First English language film of French director Claude Chabrol. Though filmed in Canada which hosts both French and English as native languages, French director Claude Chabrol chose to shoot the film in English rather than French as he felt the story would work better on film in the native language of its novel.
While the original French version of the film is composed by Claude Chabrol's regular composer Pierre Jansen, for the English release a new score was composed by Howard Blake. Blake said: "In March 1978 I had just finished arranging and recording period dance music and acting as Musical Director on the film Agatha (1979) and was waiting for 2 weeks for the final cut to be ready for scoring. I was down at Shepperton and happened to meet Peter Collinson, famous for directing The Italian Job (1969). He asked if I would have time to write 'a few cues' for a film by Claude Chabrol called Blood Relatives (1978). I said I thought that Chabrol always had his own composer to score for him, but Peter explained that he and Michael Klinger had acquired the English-language film rights outright and they thought with a new score the film might succeed in the USA/UK market. I had some qualms about this and whether I had the time, but was talked into it and wrote a score within the 2 weeks, recording it at CTS Wembley on April 5th with Sid Sax's 'National Philharmonic Orchestra' and my favourite engineer John Richards. I used a very dark scoring for the horrifying opening with 4 bass flutes, Bass Clarinet, 2 bassoons, Contra-bassoon, 4 Horns, 3 trombones, harp, celesta, 2 percussion and 2 double basses. Later when Donald Sutherland meets the apparently-innocent young girl out at her parents in the country I introduced a string orchestra. The composed music added up to about 20 minutes in all. I have no idea whether Claude Chabrol ever heard it. If he did I hope he wasn't too upset since I was a great fan of his films from Le Beau Serge (1958) and The Cousins (1959) onwards."

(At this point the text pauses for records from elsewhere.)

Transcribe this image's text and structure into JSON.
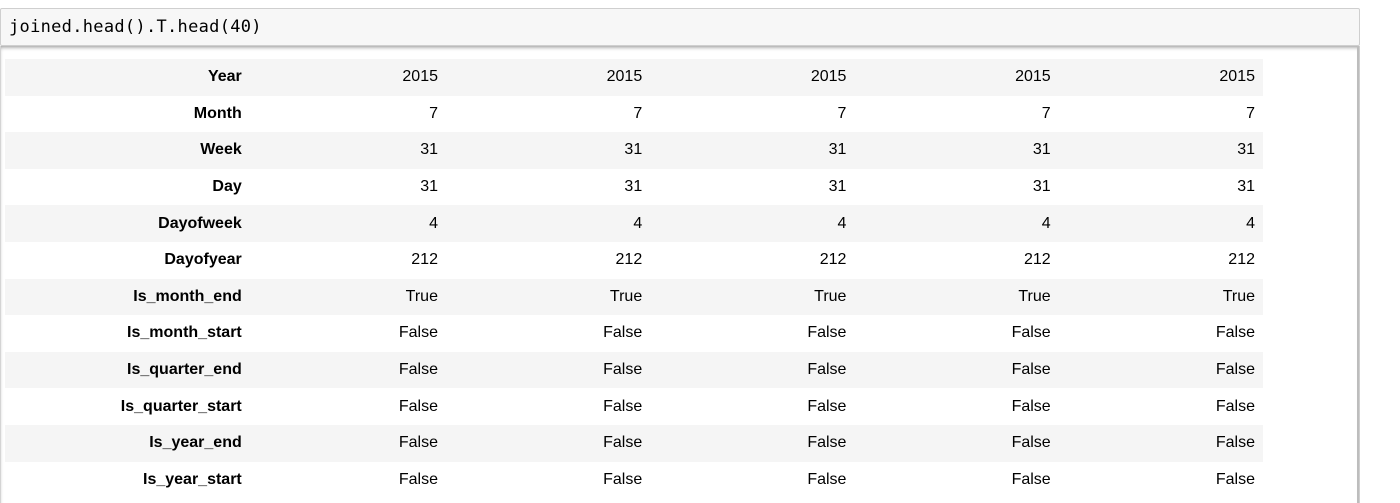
{
  "code_cell": {
    "source": "joined.head().T.head(40)"
  },
  "dataframe": {
    "rows": [
      {
        "label": "Year",
        "values": [
          "2015",
          "2015",
          "2015",
          "2015",
          "2015"
        ]
      },
      {
        "label": "Month",
        "values": [
          "7",
          "7",
          "7",
          "7",
          "7"
        ]
      },
      {
        "label": "Week",
        "values": [
          "31",
          "31",
          "31",
          "31",
          "31"
        ]
      },
      {
        "label": "Day",
        "values": [
          "31",
          "31",
          "31",
          "31",
          "31"
        ]
      },
      {
        "label": "Dayofweek",
        "values": [
          "4",
          "4",
          "4",
          "4",
          "4"
        ]
      },
      {
        "label": "Dayofyear",
        "values": [
          "212",
          "212",
          "212",
          "212",
          "212"
        ]
      },
      {
        "label": "Is_month_end",
        "values": [
          "True",
          "True",
          "True",
          "True",
          "True"
        ]
      },
      {
        "label": "Is_month_start",
        "values": [
          "False",
          "False",
          "False",
          "False",
          "False"
        ]
      },
      {
        "label": "Is_quarter_end",
        "values": [
          "False",
          "False",
          "False",
          "False",
          "False"
        ]
      },
      {
        "label": "Is_quarter_start",
        "values": [
          "False",
          "False",
          "False",
          "False",
          "False"
        ]
      },
      {
        "label": "Is_year_end",
        "values": [
          "False",
          "False",
          "False",
          "False",
          "False"
        ]
      },
      {
        "label": "Is_year_start",
        "values": [
          "False",
          "False",
          "False",
          "False",
          "False"
        ]
      }
    ]
  }
}
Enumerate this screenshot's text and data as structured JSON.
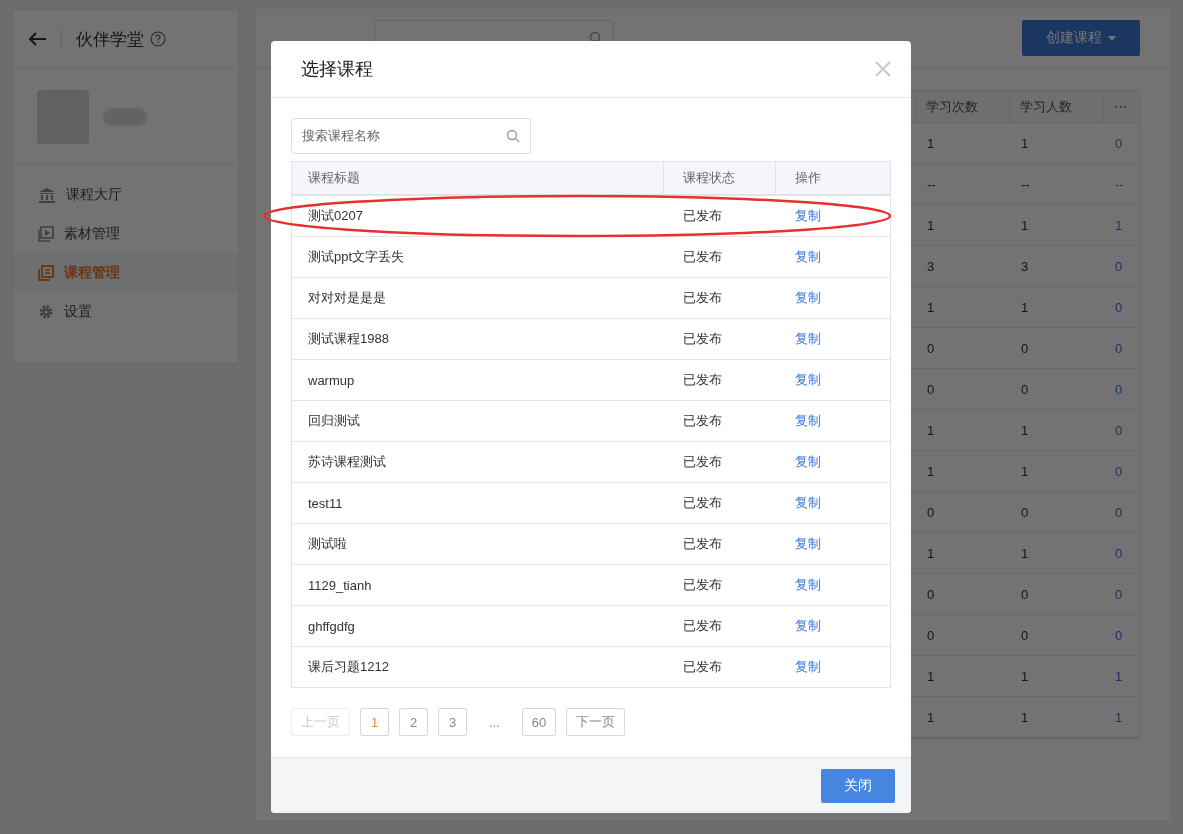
{
  "sidebar": {
    "title": "伙伴学堂",
    "items": [
      {
        "label": "课程大厅",
        "kind": "bank",
        "selected": false
      },
      {
        "label": "素材管理",
        "kind": "media",
        "selected": false
      },
      {
        "label": "课程管理",
        "kind": "book",
        "selected": true
      },
      {
        "label": "设置",
        "kind": "gear",
        "selected": false
      }
    ]
  },
  "main": {
    "create_button": "创建课程",
    "table": {
      "columns": [
        "学习次数",
        "学习人数",
        "⋯"
      ],
      "rows": [
        [
          "1",
          "1",
          "0"
        ],
        [
          "--",
          "--",
          "--"
        ],
        [
          "1",
          "1",
          "1"
        ],
        [
          "3",
          "3",
          "0"
        ],
        [
          "1",
          "1",
          "0"
        ],
        [
          "0",
          "0",
          "0"
        ],
        [
          "0",
          "0",
          "0"
        ],
        [
          "1",
          "1",
          "0"
        ],
        [
          "1",
          "1",
          "0"
        ],
        [
          "0",
          "0",
          "0"
        ],
        [
          "1",
          "1",
          "0"
        ],
        [
          "0",
          "0",
          "0"
        ],
        [
          "0",
          "0",
          "0"
        ],
        [
          "1",
          "1",
          "1"
        ],
        [
          "1",
          "1",
          "1"
        ]
      ]
    }
  },
  "dialog": {
    "title": "选择课程",
    "search": {
      "placeholder": "搜索课程名称"
    },
    "columns": [
      "课程标题",
      "课程状态",
      "操作"
    ],
    "rows": [
      {
        "title": "测试0207",
        "status": "已发布",
        "action": "复制",
        "highlighted": true
      },
      {
        "title": "测试ppt文字丢失",
        "status": "已发布",
        "action": "复制",
        "highlighted": false
      },
      {
        "title": "对对对是是是",
        "status": "已发布",
        "action": "复制",
        "highlighted": false
      },
      {
        "title": "测试课程1988",
        "status": "已发布",
        "action": "复制",
        "highlighted": false
      },
      {
        "title": "warmup",
        "status": "已发布",
        "action": "复制",
        "highlighted": false
      },
      {
        "title": "回归测试",
        "status": "已发布",
        "action": "复制",
        "highlighted": false
      },
      {
        "title": "苏诗课程测试",
        "status": "已发布",
        "action": "复制",
        "highlighted": false
      },
      {
        "title": "test11",
        "status": "已发布",
        "action": "复制",
        "highlighted": false
      },
      {
        "title": "测试啦",
        "status": "已发布",
        "action": "复制",
        "highlighted": false
      },
      {
        "title": "1129_tianh",
        "status": "已发布",
        "action": "复制",
        "highlighted": false
      },
      {
        "title": "ghffgdfg",
        "status": "已发布",
        "action": "复制",
        "highlighted": false
      },
      {
        "title": "课后习题1212",
        "status": "已发布",
        "action": "复制",
        "highlighted": false
      }
    ],
    "pagination": [
      {
        "kind": "prev",
        "label": "上一页",
        "disabled": true
      },
      {
        "kind": "page",
        "label": "1",
        "selected": true
      },
      {
        "kind": "page",
        "label": "2",
        "selected": false
      },
      {
        "kind": "page",
        "label": "3",
        "selected": false
      },
      {
        "kind": "ellipsis",
        "label": "..."
      },
      {
        "kind": "page",
        "label": "60",
        "selected": false
      },
      {
        "kind": "next",
        "label": "下一页",
        "disabled": false
      }
    ],
    "close_button": "关闭"
  }
}
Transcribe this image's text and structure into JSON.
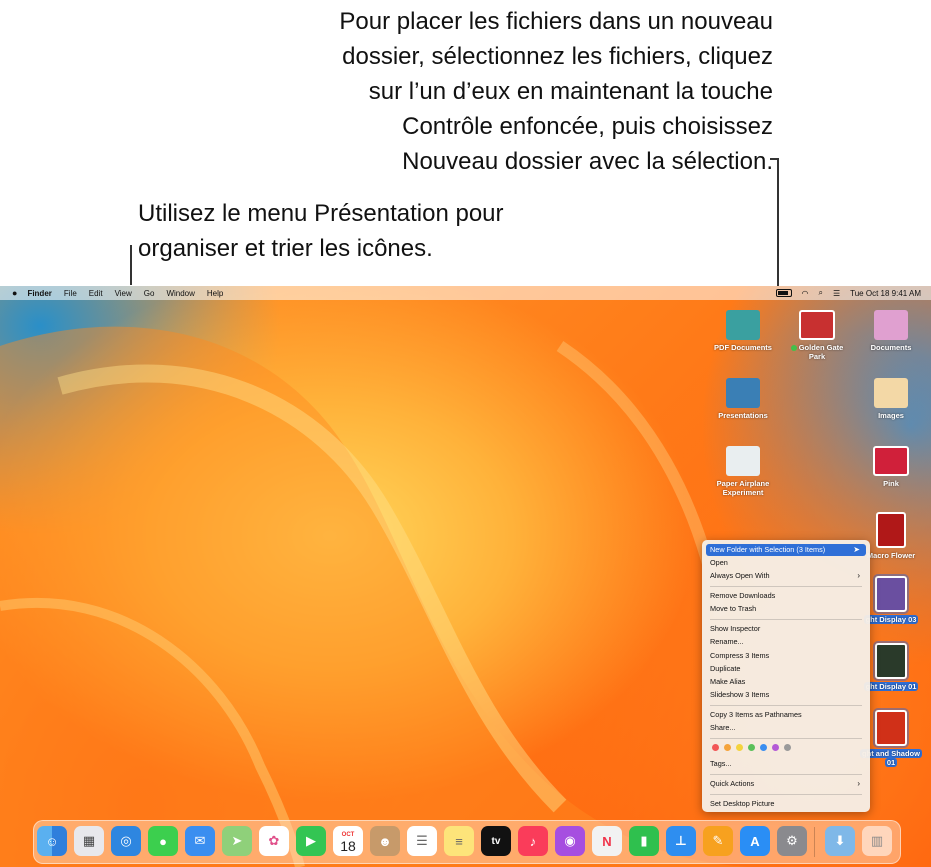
{
  "callouts": {
    "right": [
      "Pour placer les fichiers dans un nouveau",
      "dossier, sélectionnez les fichiers, cliquez",
      "sur l’un d’eux en maintenant la touche",
      "Contrôle enfoncée, puis choisissez",
      "Nouveau dossier avec la sélection."
    ],
    "left": [
      "Utilisez le menu Présentation pour",
      "organiser et trier les icônes."
    ]
  },
  "menubar": {
    "app": "Finder",
    "items": [
      "File",
      "Edit",
      "View",
      "Go",
      "Window",
      "Help"
    ],
    "datetime": "Tue Oct 18  9:41 AM"
  },
  "desktop_icons": [
    {
      "label": "PDF Documents",
      "color": "#3aa0a0"
    },
    {
      "label": "Golden Gate",
      "label2": "Park",
      "color": "#c83030"
    },
    {
      "label": "Documents",
      "color": "#e0a0d0"
    },
    {
      "label": "Presentations",
      "color": "#3a7fb5"
    },
    {
      "label": "Images",
      "color": "#f3d8a6"
    },
    {
      "label": "Paper Airplane",
      "label2": "Experiment",
      "color": "#e9eef0"
    },
    {
      "label": "Pink",
      "color": "#d0203a"
    },
    {
      "label": "Macro Flower",
      "color": "#b01818"
    },
    {
      "label": "ght Display 03",
      "color": "#6a4fa0"
    },
    {
      "label": "ght Display 01",
      "color": "#2a3a2a"
    },
    {
      "label": "ght and Shadow",
      "label2": "01",
      "color": "#d03018"
    }
  ],
  "context_menu": {
    "items": [
      "New Folder with Selection (3 Items)",
      "Open",
      "Always Open With",
      "Remove Downloads",
      "Move to Trash",
      "Show Inspector",
      "Rename...",
      "Compress 3 Items",
      "Duplicate",
      "Make Alias",
      "Slideshow 3 Items",
      "Copy 3 Items as Pathnames",
      "Share...",
      "Tags...",
      "Quick Actions",
      "Set Desktop Picture"
    ],
    "tag_colors": [
      "#f25656",
      "#f5a33b",
      "#f4d33d",
      "#5ac05a",
      "#3b8ef0",
      "#b45ad6",
      "#9a9a9a"
    ]
  },
  "dock": {
    "calendar_month": "OCT",
    "calendar_day": "18",
    "tv_label": "tv"
  }
}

Claude Chabrol thought that New York, home of Ed McBain's "87th Precinct", was too unwieldy, so big that it would obscure his intimate explorations of character and swallow the movie, so Chabrol instead relocated Ed McBain's "87th Precinct" to Montreal, Canada which spoke his native tongue of French but still had a North American setting. Despite being set in Canada rather than the USA where Evan Hunter's source novel was set, the movie still retained the "87th Precinct" for the picture.